N.B : Les partisans structuralistes de Parménide et des Eléates, adeptes du concept immobile, de l’Etre sans mouvement, ont même séduit certains marxistes, tel Althusser, qui auraient dû se souvenir d’Héraclite, prophète insolite du mouvement. Je les ai appelés à l’époque stucturalo-marxistes.
Régine et moi sommes toujours à la mode de façon très modeste. C’est peut-être pour cette raison que personne ne s’en aperçoit.
Il faut cependant préciser que, peut-être par une sorte de classicisme, tout en étant branchés, nous n’avons pas été existentialistes en dépit de Camus, Sartre, Simone de Beauvoir que nous aimions, encore moins structuralistes malgré Lévi-Strauss que nous estimions, presque pas nouveaux philosophes en dépit de leur juste critique du communisme à laquelle nous avions déjà procédé.
L’esprit et l’humour
L’esprit et l’humour sont, pour Guy Dhoquois, les plus belles qualités humaines, les plus sociables, les plus intellectuelles, en rapport avec le subconscient, l’esprit qui se moque de l’autre, mettant les rieurs de son côté, l’humour qui se moque de lui-même, pour Dhoquois plus séducteur encore.

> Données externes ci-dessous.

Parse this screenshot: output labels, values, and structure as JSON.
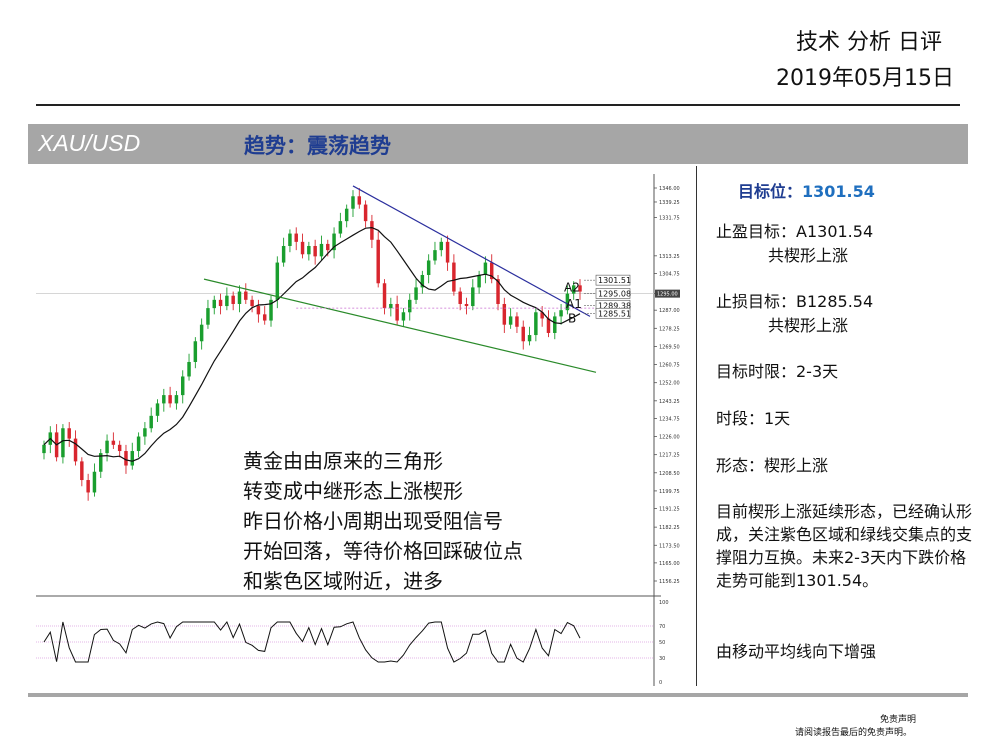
{
  "header": {
    "title": "技术 分析 日评",
    "date": "2019年05月15日"
  },
  "banner": {
    "symbol": "XAU/USD",
    "trend": "趋势：震荡趋势"
  },
  "panel": {
    "target_label": "目标位：",
    "target_value": "1301.54",
    "take_profit_label": "止盈目标：",
    "take_profit_value": "A1301.54",
    "take_profit_sub": "共楔形上涨",
    "stop_loss_label": "止损目标：",
    "stop_loss_value": "B1285.54",
    "stop_loss_sub": "共楔形上涨",
    "time_limit": "目标时限：2-3天",
    "period": "时段：1天",
    "pattern": "形态：楔形上涨",
    "description": "目前楔形上涨延续形态，已经确认形成，关注紫色区域和绿线交集点的支撑阻力互换。未来2-3天内下跌价格走势可能到1301.54。",
    "note": "由移动平均线向下增强"
  },
  "chart_note": {
    "lines": [
      "黄金由由原来的三角形",
      "转变成中继形态上涨楔形",
      "昨日价格小周期出现受阻信号",
      "开始回落，等待价格回踩破位点",
      "和紫色区域附近，进多"
    ]
  },
  "footer": {
    "disclaimer_title": "免责声明",
    "disclaimer_text": "请阅读报告最后的免责声明。"
  },
  "chart_data": {
    "type": "candlestick",
    "ylim": [
      1156.25,
      1346.0
    ],
    "price_ticks": [
      "1346.00",
      "1339.25",
      "1331.75",
      "1313.25",
      "1304.75",
      "1295.00",
      "1287.00",
      "1278.25",
      "1269.50",
      "1260.75",
      "1252.00",
      "1243.25",
      "1234.75",
      "1226.00",
      "1217.25",
      "1208.50",
      "1199.75",
      "1191.25",
      "1182.25",
      "1173.50",
      "1165.00",
      "1156.25"
    ],
    "current_price": "1295.00",
    "price_labels": [
      {
        "label": "1301.51",
        "value": 1301.51
      },
      {
        "label": "1295.08",
        "value": 1295.08
      },
      {
        "label": "1289.38",
        "value": 1289.38
      },
      {
        "label": "1285.51",
        "value": 1285.51
      }
    ],
    "markers": [
      "A2",
      "A1",
      "B"
    ],
    "close": [
      1222,
      1228,
      1216,
      1230,
      1225,
      1214,
      1205,
      1199,
      1209,
      1218,
      1224,
      1222,
      1219,
      1212,
      1219,
      1226,
      1230,
      1236,
      1242,
      1246,
      1242,
      1246,
      1255,
      1262,
      1272,
      1280,
      1288,
      1292,
      1289,
      1294,
      1290,
      1296,
      1292,
      1289,
      1285,
      1282,
      1292,
      1310,
      1318,
      1324,
      1320,
      1314,
      1318,
      1313,
      1319,
      1316,
      1324,
      1330,
      1336,
      1342,
      1338,
      1330,
      1321,
      1300,
      1288,
      1290,
      1282,
      1286,
      1292,
      1298,
      1304,
      1311,
      1316,
      1320,
      1310,
      1296,
      1290,
      1289,
      1298,
      1304,
      1310,
      1302,
      1290,
      1280,
      1284,
      1279,
      1272,
      1275,
      1286,
      1283,
      1276,
      1284,
      1287,
      1295,
      1299,
      1296
    ],
    "rsi": {
      "ylim": [
        0,
        100
      ],
      "levels": [
        70,
        50,
        30
      ]
    }
  }
}
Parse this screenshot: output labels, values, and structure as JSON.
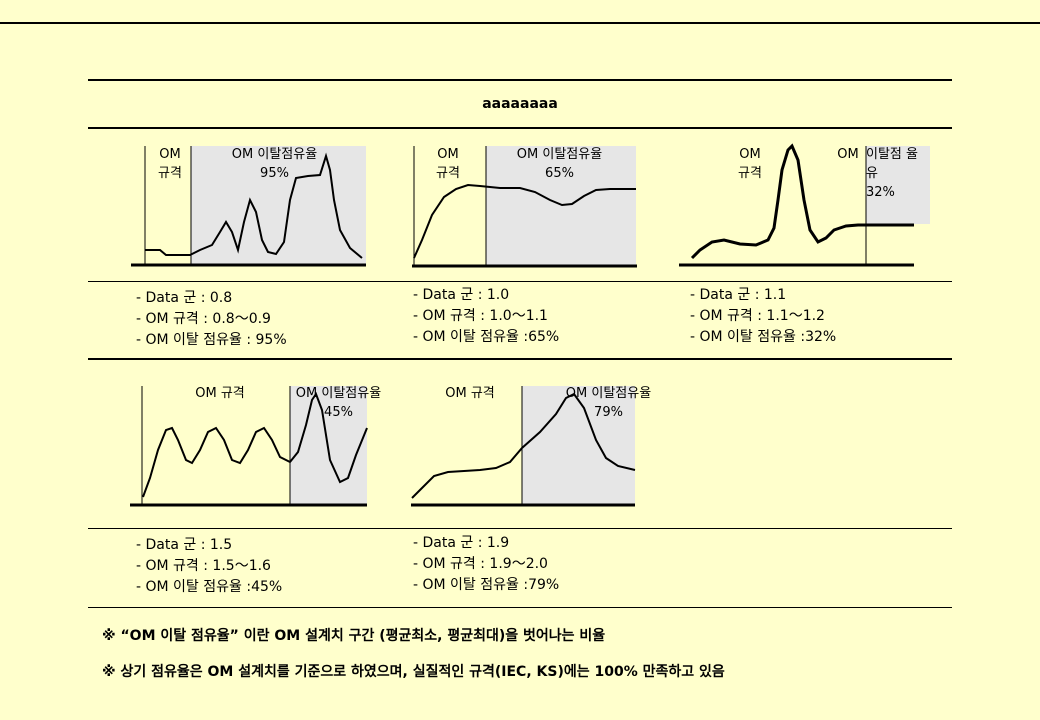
{
  "title": "aaaaaaaa",
  "panels": [
    {
      "spec_label": "OM\n규격",
      "dev_label": "OM 이탈점유율\n95%",
      "desc": [
        "- Data 군  : 0.8",
        "- OM 규격  : 0.8～0.9",
        "- OM 이탈 점유율  : 95%"
      ]
    },
    {
      "spec_label": "OM\n규격",
      "dev_label": "OM 이탈점유율\n65%",
      "desc": [
        "- Data 군  : 1.0",
        "- OM 규격  : 1.0～1.1",
        "- OM 이탈 점유율  :65%"
      ]
    },
    {
      "spec_label": "OM\n규격",
      "dev_label_a": "OM",
      "dev_label_b": "이탈점    율\n유\n32%",
      "desc": [
        "- Data 군  : 1.1",
        "- OM 규격  : 1.1～1.2",
        "- OM 이탈 점유율  :32%"
      ]
    },
    {
      "spec_label": "OM 규격",
      "dev_label": "OM 이탈점유율\n45%",
      "desc": [
        "- Data 군  : 1.5",
        "- OM 규격  : 1.5～1.6",
        "- OM 이탈 점유율  :45%"
      ]
    },
    {
      "spec_label": "OM 규격",
      "dev_label": "OM 이탈점유율\n79%",
      "desc": [
        "- Data 군  : 1.9",
        "- OM 규격  : 1.9～2.0",
        "- OM 이탈 점유율  :79%"
      ]
    }
  ],
  "notes": [
    "※ “OM 이탈 점유율” 이란 OM 설계치 구간 (평균최소, 평균최대)을 벗어나는 비율",
    "※ 상기 점유율은 OM 설계치를 기준으로 하였으며, 실질적인 규격(IEC, KS)에는 100% 만족하고 있음"
  ],
  "colors": {
    "background": "#FFFFCC",
    "shade": "#E6E6E6"
  }
}
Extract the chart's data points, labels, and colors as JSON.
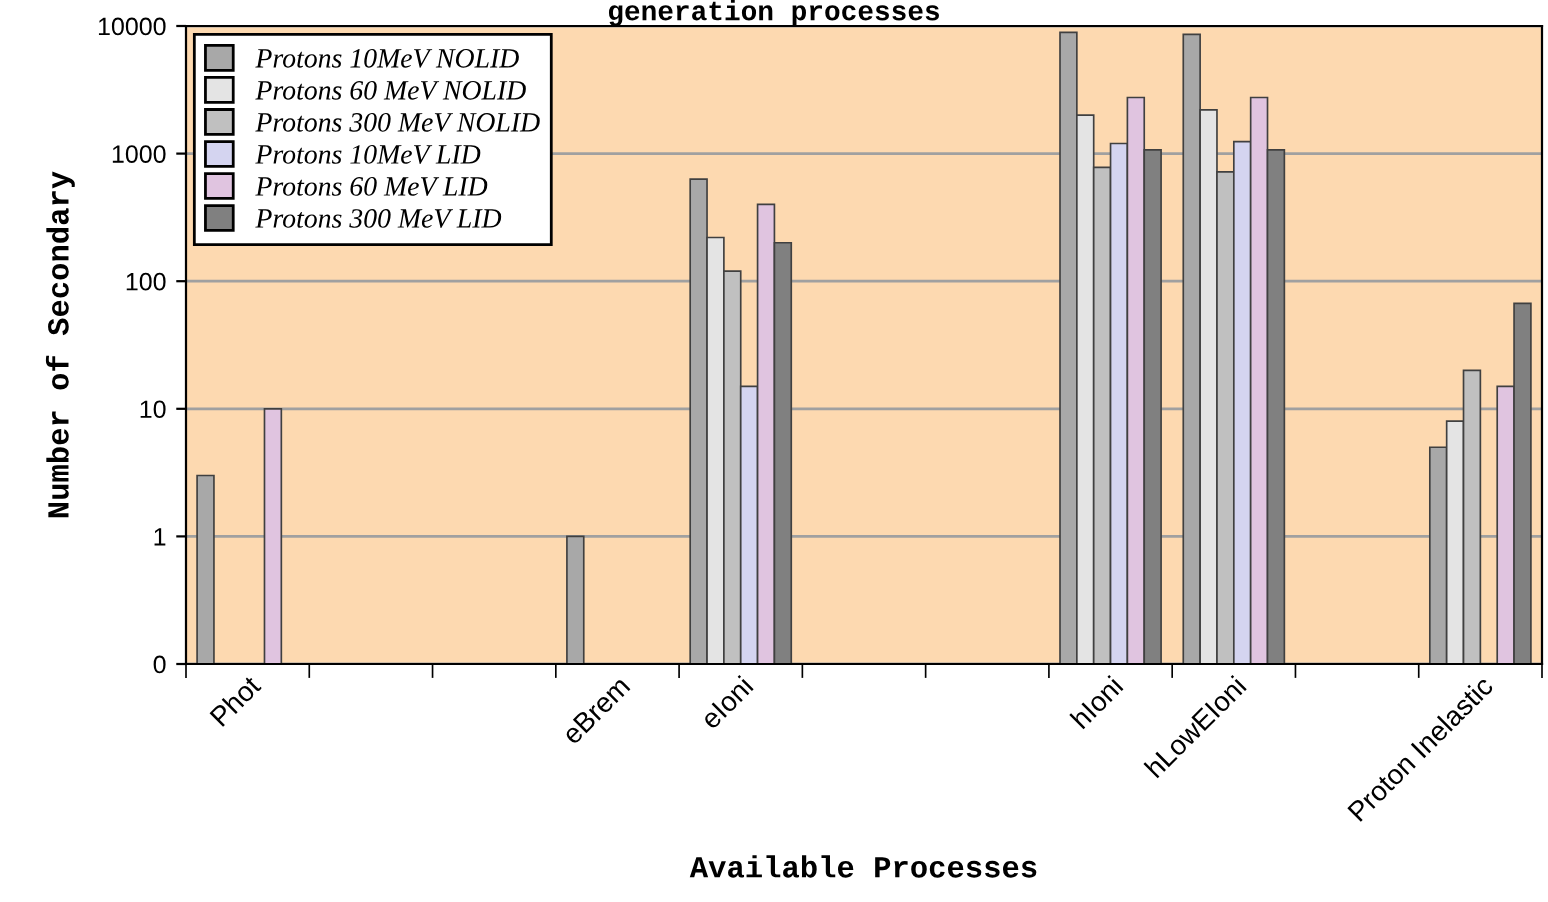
{
  "chart_data": {
    "type": "bar",
    "title": "generation processes",
    "xlabel": "Available Processes",
    "ylabel": "Number of Secondary",
    "categories": [
      "Phot",
      null,
      null,
      "eBrem",
      "eIoni",
      null,
      null,
      "hIoni",
      "hLowEIoni",
      null,
      "Proton Inelastic"
    ],
    "series": [
      {
        "name": "Protons 10MeV NOLID",
        "color": "#a8a8a8",
        "values": [
          3,
          null,
          null,
          1,
          630,
          null,
          null,
          8900,
          8600,
          null,
          5
        ]
      },
      {
        "name": "Protons 60 MeV NOLID",
        "color": "#e4e4e4",
        "values": [
          null,
          null,
          null,
          null,
          220,
          null,
          null,
          2000,
          2200,
          null,
          8
        ]
      },
      {
        "name": "Protons 300 MeV NOLID",
        "color": "#c0c0c0",
        "values": [
          null,
          null,
          null,
          null,
          120,
          null,
          null,
          780,
          720,
          null,
          20
        ]
      },
      {
        "name": "Protons 10MeV LID",
        "color": "#d4d4f0",
        "values": [
          null,
          null,
          null,
          null,
          15,
          null,
          null,
          1200,
          1240,
          null,
          null
        ]
      },
      {
        "name": "Protons 60 MeV LID",
        "color": "#e0c4e0",
        "values": [
          10,
          null,
          null,
          null,
          400,
          null,
          null,
          2750,
          2750,
          null,
          15
        ]
      },
      {
        "name": "Protons 300 MeV LID",
        "color": "#808080",
        "values": [
          null,
          null,
          null,
          null,
          200,
          null,
          null,
          1070,
          1070,
          null,
          67
        ]
      }
    ],
    "log": true,
    "ylim": [
      0.1,
      10000
    ],
    "yticks": [
      {
        "value": 0.1,
        "label": "0"
      },
      1,
      10,
      100,
      1000,
      10000
    ],
    "grid": "y",
    "legend": "top left"
  }
}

« Malheureusement je suis complétement dépourvu de ces éminentes qualités. Je m’en mords les doigts tous les jours. J’aurais tellement aimé faire rire et pas à mes dépens. Curieusement j’ai parfois constaté que des personnes, que je juge pour ma part dénuées d’humour, prétendent en avoir. J’essaie de sauver les meubles par une ironie pas toujours de bon goût, l’ironie qui consiste, selon Swift, à dire le contraire de ce qu’on pense. Nous sommes loin de l’ironie socratique. Polysémie, quand tu nous tiens ! »
Le droit
Quand il s’agit d’instruction civique dans nos écoles, plutôt que de se répandre en discours fumeux, plus ou moins méprisés par les élèves faute de sanction, pourquoi ne pas utiliser un fonds assuré, rassurant, de portée universelle, les principes fondamentaux du droit ?
il se produit un phénomène curieux : Le droit, certes normatif par essence, qui s’introduit dans notre vie la plus quotidienne, est méprisé par les autres disciplines humaines. Par exemple beaucoup d’historiens feraient bien de ne pas ignorer le droit et son histoire.
Autrefois coordinateur d’un cursus interdisciplinaire de « sciences de la société », dont le droit, à l’université Paris VII, j’ai vécu cette marginalisation dépourvue d’argumentation, peut-être due à un refus instinctif de la loi, anarchiste de droite, chez des gens avides de statut.
Le bonheur
Sois heureux.
Sois heureux sans vergogne, sans fausse honte, sans mauvaise conscience.
Ne te laisse pas gangrener par la mémoire qui se laisse abuser par les mauvais souvenirs.
Ne sacrifie pas le présent à l’avenir, ni l’avenir au présent. On n’est jamais heureux qu’au présent.
Sois heureux avec les autres ou du moins quelques autres. Ils ont bien des défauts, tout comme toi.
Le bonheur est un éternel présent. Platon ne proposait-il pas que l’instant soit l’image mobile de l’éternité ?
Le bonheur est un art. Il est un don qui se cultive.
Il s’agit d’une perfection imparfaite, à échelle toujours humaine.
Même s’il vient de l’extérieur, il t’appartient en propre.
Il y a un grand mérite à être heureux.